Local Authority, the Nurturing of Citizens, and Hydraulic Fracturing
Gary L. Gregg, Ph.D.
I just returned from a terrific visit to my homeland of southwestern Pennsylvania, one of the nation's hotbed areas for hydraulic fracturing. Recent news out of Pennsylvania has a distinctly Tocquevillian tone, I think, so I decided to share it.
This is not a blog either defending or attacking the extraction of natural gas through the method of fracking. This is a note about local authority and the nurturing of citizenship.
Last winter the centralized government of Pennsylvania decided that zoning for fracking was too important to be left to local authorities and wiped out the right of local areas to create their own zoning laws when it comes to this practice. A Commonwealth Court overturned this "Act 13" recently, though the Governor has vowed that he will appeal that decision. The state, and the industry, argue for the need for centralized and uniform regulations. The Court argued that to allow the state to intervene in such a zoning issue will effectively eliminate all restraints on state power over such traditionally local decisions.
What would Tocqueville have to say?
Tocqueville argued very strongly that vibrant local authority was s key to the preservation of American liberty. His history shows American society growing up and out from the local authority rather than being handed down from a centralized government. This "direction" in his history/ sociology is very important and contains numerous policy and philosophical implications that I don't have time for here.
But he goes even further. He argues that it is in local politics, towns in particular, that free people learn how to be free. "Town institutions are to liberty," he says, "what primary schools are to knowledge; they put it within the grasp of the people; they give them a taste of its peaceful practice and accustom them to its use" (102). Summarizing his ideas he says it is in such local institutions where the American "gathers clear and practical ideas about the nature of his duties as well as the extent of his rights" (114).
Again, this note is not about fracking or economics and related questions can be debated. But, Tocqueville, I think, teaches that in terms of nurturing citizens and preparing them for liberty, the right decision is to leave such decisions to the local authorities. If local governments don't have power over such important things as what types of businesses will be permitted in their community and what type of environmental damage might be prohibited, what would encourage citizens to be engaged? Why would the best in our communities want to run for office or show up at town hall meetings if they could only influence the leash laws or garbage routes?
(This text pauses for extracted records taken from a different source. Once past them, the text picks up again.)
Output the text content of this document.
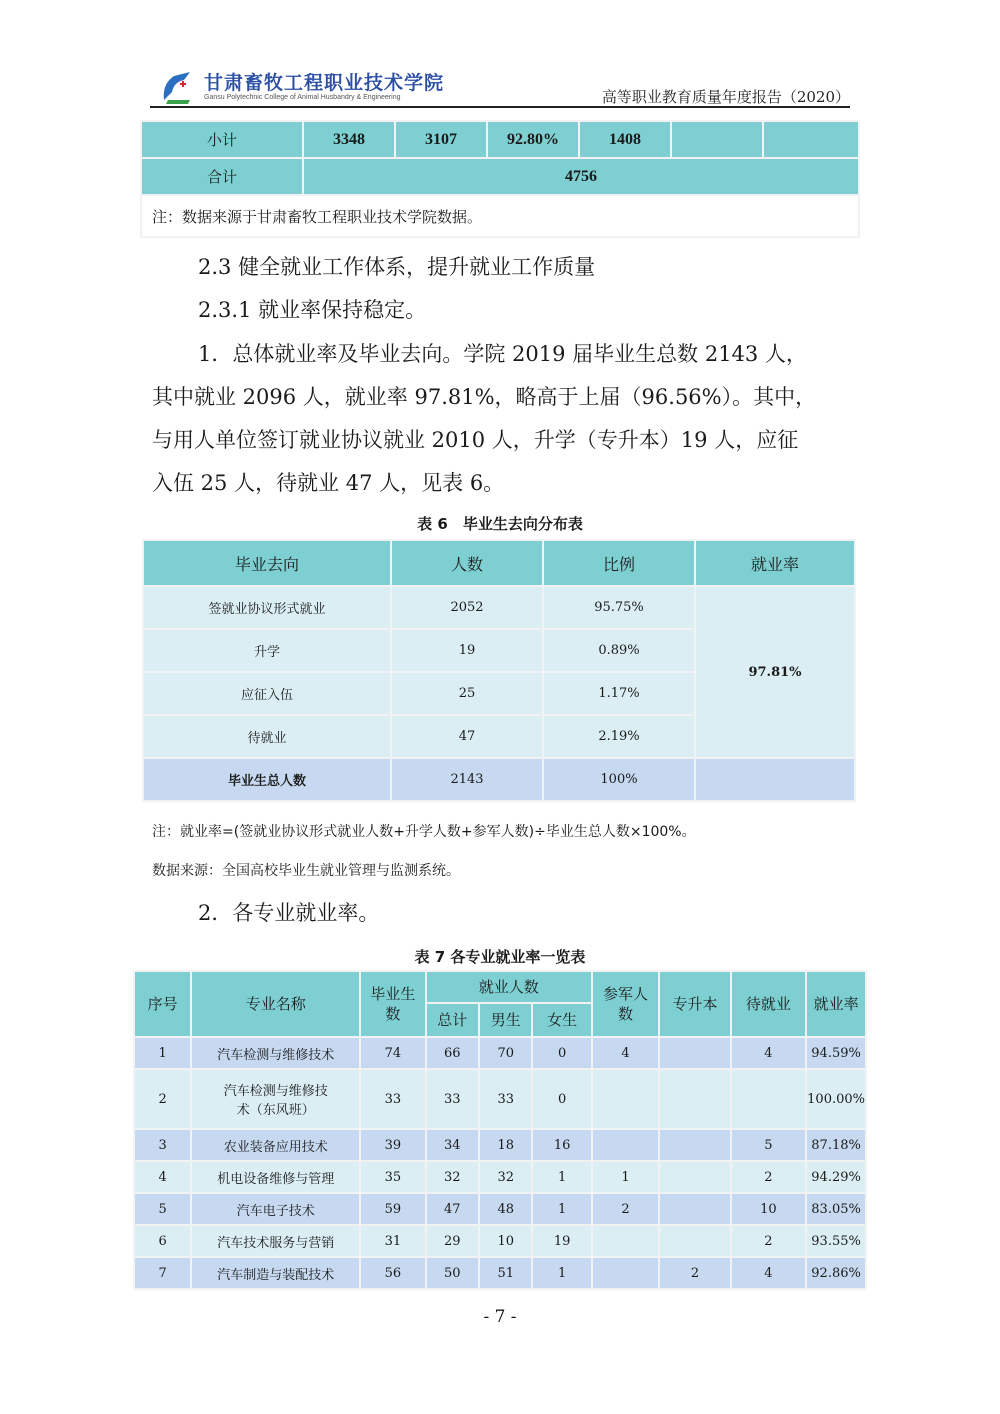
甘肃畜牧工程职业技术学院
Gansu Polytechnic College of Animal Husbandry & Engineering	高等职业教育质量年度报告（2020）
小计	3348	3107	92.80%	1408		
合计	4756					
注：数据来源于甘肃畜牧工程职业技术学院数据。						
2.3 健全就业工作体系，提升就业工作质量
2.3.1 就业率保持稳定。
1．总体就业率及毕业去向。学院 2019 届毕业生总数 2143 人，
其中就业 2096 人，就业率 97.81%，略高于上届（96.56%）。其中，
与用人单位签订就业协议就业 2010 人，升学（专升本）19 人，应征
入伍 25 人，待就业 47 人，见表 6。
表 6　毕业生去向分布表
毕业去向	人数	比例	就业率
签就业协议形式就业	2052	95.75%	97.81%
升学	19	0.89%	
应征入伍	25	1.17%	
待就业	47	2.19%	
毕业生总人数	2143	100%	
注：就业率=(签就业协议形式就业人数+升学人数+参军人数)÷毕业生总人数×100%。
数据来源：全国高校毕业生就业管理与监测系统。
2．各专业就业率。
表 7 各专业就业率一览表
序号	专业名称	毕业生数	就业人数			参军人数	专升本	待就业	就业率
			总计	男生	女生				
1	汽车检测与维修技术	74	66	70	0	4		4	94.59%
2	汽车检测与维修技术（东风班）	33	33	33	0				100.00%
3	农业装备应用技术	39	34	18	16			5	87.18%
4	机电设备维修与管理	35	32	32	1	1		2	94.29%
5	汽车电子技术	59	47	48	1	2		10	83.05%
6	汽车技术服务与营销	31	29	10	19			2	93.55%
7	汽车制造与装配技术	56	50	51	1		2	4	92.86%
- 7 -
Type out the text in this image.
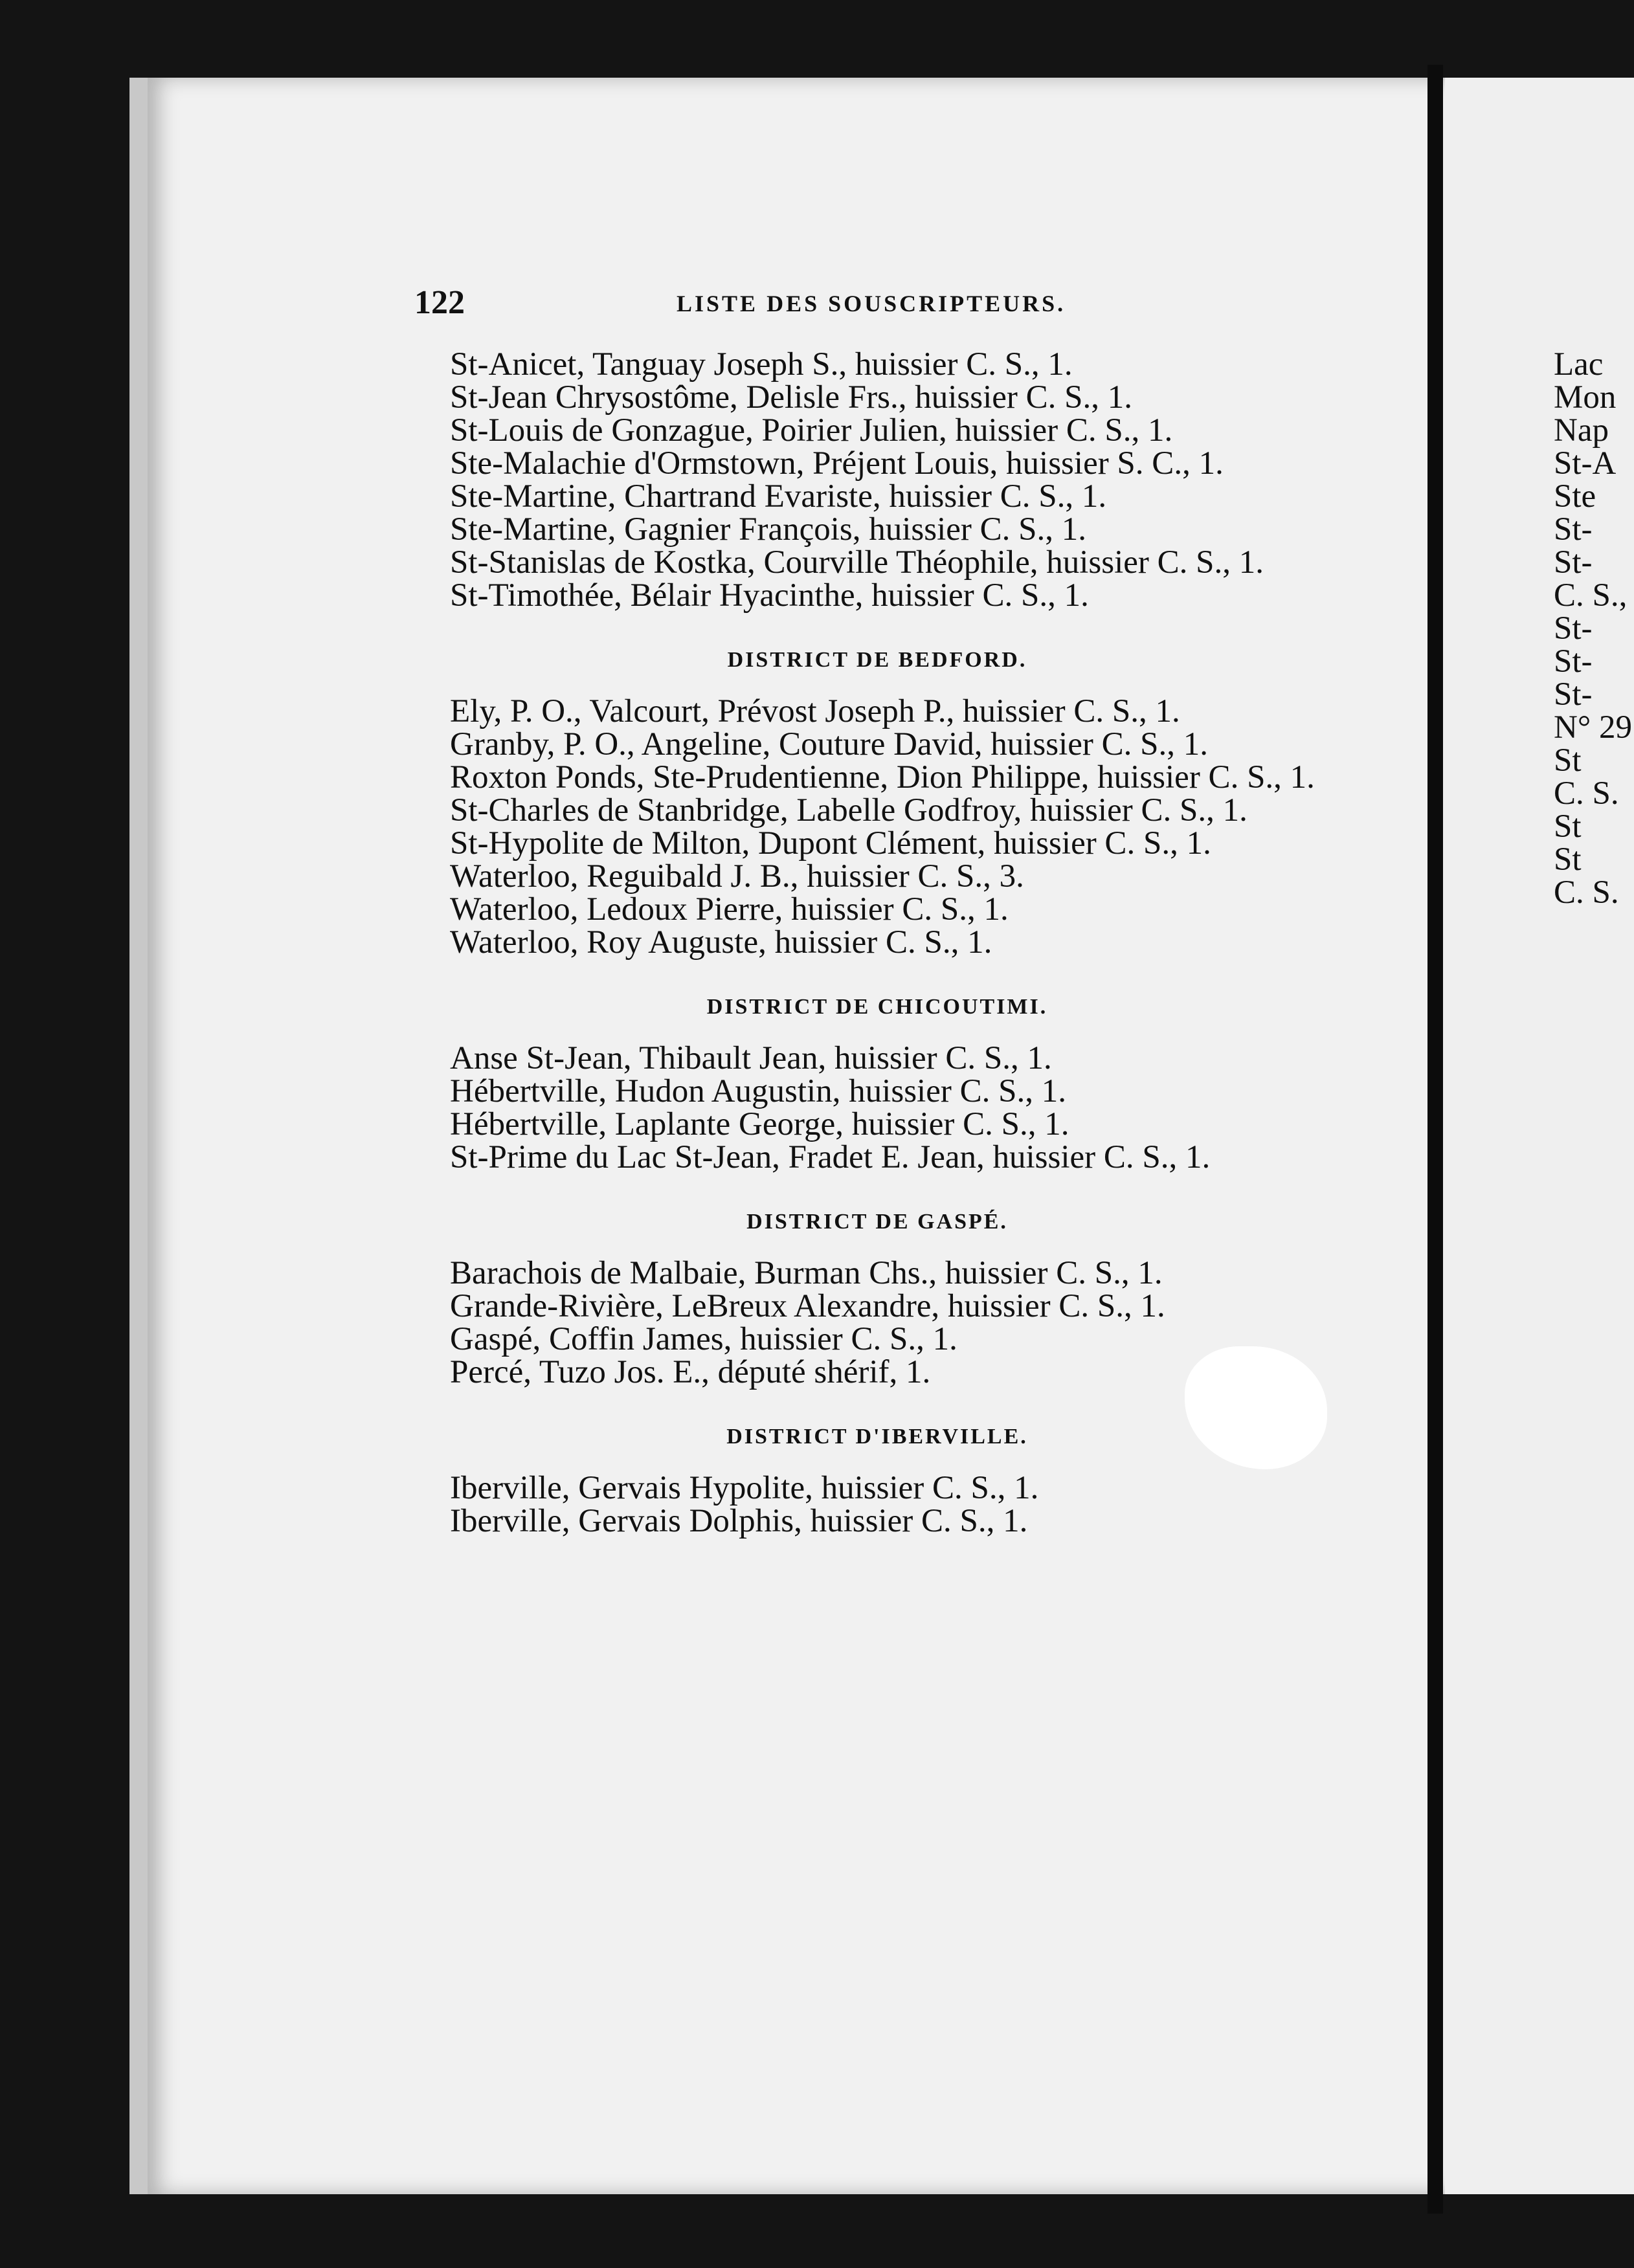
122	LISTE DES SOUSCRIPTEURS.

St-Anicet, Tanguay Joseph S., huissier C. S., 1.

St-Jean Chrysostôme, Delisle Frs., huissier C. S., 1.

St-Louis de Gonzague, Poirier Julien, huissier C. S., 1.

Ste-Malachie d'Ormstown, Préjent Louis, huissier S. C., 1.

Ste-Martine, Chartrand Evariste, huissier C. S., 1.

Ste-Martine, Gagnier François, huissier C. S., 1.

St-Stanislas de Kostka, Courville Théophile, huissier C. S., 1.

St-Timothée, Bélair Hyacinthe, huissier C. S., 1.

DISTRICT DE BEDFORD.

Ely, P. O., Valcourt, Prévost Joseph P., huissier C. S., 1.

Granby, P. O., Angeline, Couture David, huissier C. S., 1.

Roxton Ponds, Ste-Prudentienne, Dion Philippe, huissier C. S., 1.

St-Charles de Stanbridge, Labelle Godfroy, huissier C. S., 1.

St-Hypolite de Milton, Dupont Clément, huissier C. S., 1.

Waterloo, Reguibald J. B., huissier C. S., 3.

Waterloo, Ledoux Pierre, huissier C. S., 1.

Waterloo, Roy Auguste, huissier C. S., 1.

DISTRICT DE CHICOUTIMI.

Anse St-Jean, Thibault Jean, huissier C. S., 1.

Hébertville, Hudon Augustin, huissier C. S., 1.

Hébertville, Laplante George, huissier C. S., 1.

St-Prime du Lac St-Jean, Fradet E. Jean, huissier C. S., 1.

DISTRICT DE GASPÉ.

Barachois de Malbaie, Burman Chs., huissier C. S., 1.

Grande-Rivière, LeBreux Alexandre, huissier C. S., 1.

Gaspé, Coffin James, huissier C. S., 1.

Percé, Tuzo Jos. E., député shérif, 1.

DISTRICT D'IBERVILLE.

Iberville, Gervais Hypolite, huissier C. S., 1.

Iberville, Gervais Dolphis, huissier C. S., 1.

Lac
Mon
Nap
St-A
Ste
St-
St-
C. S.,
St-
St-
St-
N° 29
St
C. S.
St
St
C. S.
Whatever its other merits, it seems to me the Court's decision was the right one from the Tocquevillian perspective and the state of Pennsylvania is thinking more about economics and jobs than it is about citizens and liberty. If you had to choose, would you choose to have more jobs or to have more informed, engaged, and empowered citizens who know their duties and their rights? Which would George Washington or Thomas Jefferson prefer?